As one of golf’s all-time greats, Lee Trevino should be celebrated every day. However, today is a little more special for The Merry Mex — it’s his 84th birthday.

With 84 years of experience on this Earth, Trevino has amassed plenty of knowledge. And his expertise — golf — is something he’s always willing to talk about.

Two years ago, caught up with Trevino on the range at Gary Player‘s annual pro-am. And when the subject of ball-striking came up, he was more than happy to impart his knowledge.

How to hit the ball more solidly

A golf swing is the sum of its parts, but with so many variables in play, it can be difficult to get everything moving in harmony. Proper sequencing is key to a good swing, but doing that is easier said than done.

To get the sequencing correct, you need your entire body working together, and your arms are some of the most important elements.
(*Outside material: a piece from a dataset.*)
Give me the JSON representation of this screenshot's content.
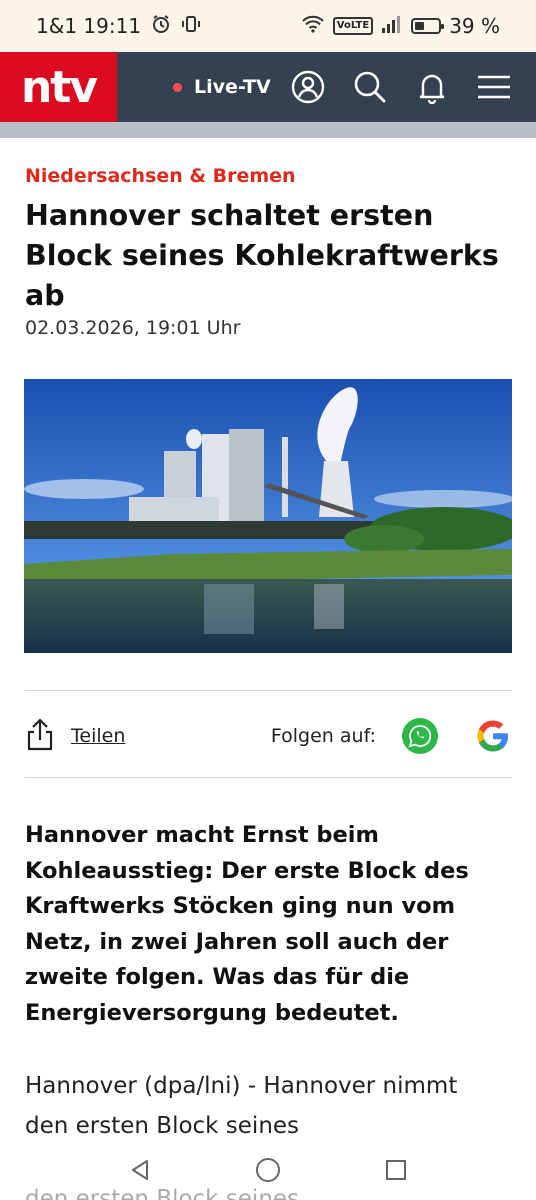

“Your arms are only so long,” Trevino said. “You have to understand that your arms are like the limbs attached to the trunk of a tree. My body is the trunk, and my arms are the limbs. They swing back and forth.”

With your arms straightening as you swing, determining the low point is crucial. In order to hit the ball solidly, you need to hit the ball at the bottom of the swing radius.

That’s where ball position comes in. You want the ball to be at the bottom of your swing arc to produce the best contact. For many players, though, ball position is something they struggle with.

“The secret to hitting the ball solidly, if you’re not hitting the ball solidly, is keep moving the ball back [in your stance],” Trevino said. “If you get the ball too far forward and the limbs come up, [you hit it thin].”

Trevino explained that he always tried to hit the ball on the inside of it — right around 7 on a clock. To do that, he’d move the ball a little bit back in his stance.

“These limbs are only going to go so far before they release, they rotate or open,” he said.